Higher first Chern numbers in one dimensional Bose-Fermi mixtures

TL;DR

This paper proposes a one-dimensional Bose-Fermi mixture system with periodic driving to realize topological superfluid phases with Chern numbers greater than 1, specifically Chern number ±2, which are stable under certain conditions.

Contribution

It introduces a novel setup using driven lattice fermions and bosons to achieve higher Chern number superfluid phases, with a simple formula for analyzing topological properties.

Findings

Superfluid with Chern number ±2 can be realized under specific conditions.

The phase is stable across a broad range of parameters.

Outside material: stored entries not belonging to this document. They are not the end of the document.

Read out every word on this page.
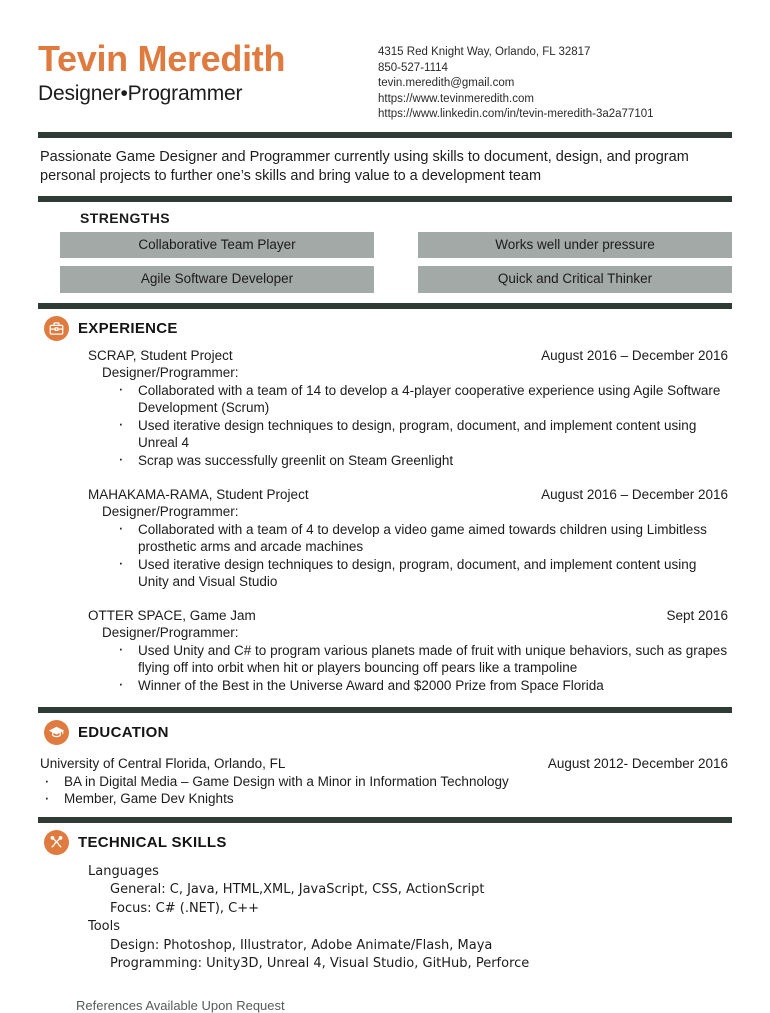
Tevin Meredith
Designer•Programmer
4315 Red Knight Way, Orlando, FL 32817
850-527-1114
tevin.meredith@gmail.com
https://www.tevinmeredith.com
https://www.linkedin.com/in/tevin-meredith-3a2a77101
Passionate Game Designer and Programmer currently using skills to document, design, and program personal projects to further one’s skills and bring value to a development team
STRENGTHS
Collaborative Team Player	Works well under pressure
Agile Software Developer	Quick and Critical Thinker
EXPERIENCE
SCRAP, Student Project	August 2016 – December 2016
Designer/Programmer:
· Collaborated with a team of 14 to develop a 4-player cooperative experience using Agile Software Development (Scrum)
· Used iterative design techniques to design, program, document, and implement content using Unreal 4
· Scrap was successfully greenlit on Steam Greenlight
MAHAKAMA-RAMA, Student Project	August 2016 – December 2016
Designer/Programmer:
· Collaborated with a team of 4 to develop a video game aimed towards children using Limbitless prosthetic arms and arcade machines
· Used iterative design techniques to design, program, document, and implement content using Unity and Visual Studio
OTTER SPACE, Game Jam	Sept 2016
Designer/Programmer:
· Used Unity and C# to program various planets made of fruit with unique behaviors, such as grapes flying off into orbit when hit or players bouncing off pears like a trampoline
· Winner of the Best in the Universe Award and $2000 Prize from Space Florida
EDUCATION
University of Central Florida, Orlando, FL	August 2012- December 2016
· BA in Digital Media – Game Design with a Minor in Information Technology
· Member, Game Dev Knights
TECHNICAL SKILLS
Languages
General: C, Java, HTML,XML, JavaScript, CSS, ActionScript
Focus: C# (.NET), C++
Tools
Design: Photoshop, Illustrator, Adobe Animate/Flash, Maya
Programming: Unity3D, Unreal 4, Visual Studio, GitHub, Perforce
References Available Upon Request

Cold atomic gases can implement the proposed system.

Abstract

We propose to use a one-dimensional system consisting of identical fermions in a periodically driven lattice immersed in a Bose gas, to realise topological superfluid phases with Chern numbers larger than 1. The bosons mediate an attractive induced interaction between the fermions, and we derive a simple formula to analyse the topological properties of the resulting pairing. When the coherence length of the bosons is large compared to the lattice spacing and there is a significant next-nearest neighbour hopping for the fermions, the system can realise a superfluid with Chern number +/- 2. We show that this phase is stable in a large region of the phase diagram as a function of the filling fraction of the fermions and the coherence length of the bosons. Cold atomic gases offer the possibility to realise the proposed system using well-known experimental techniques.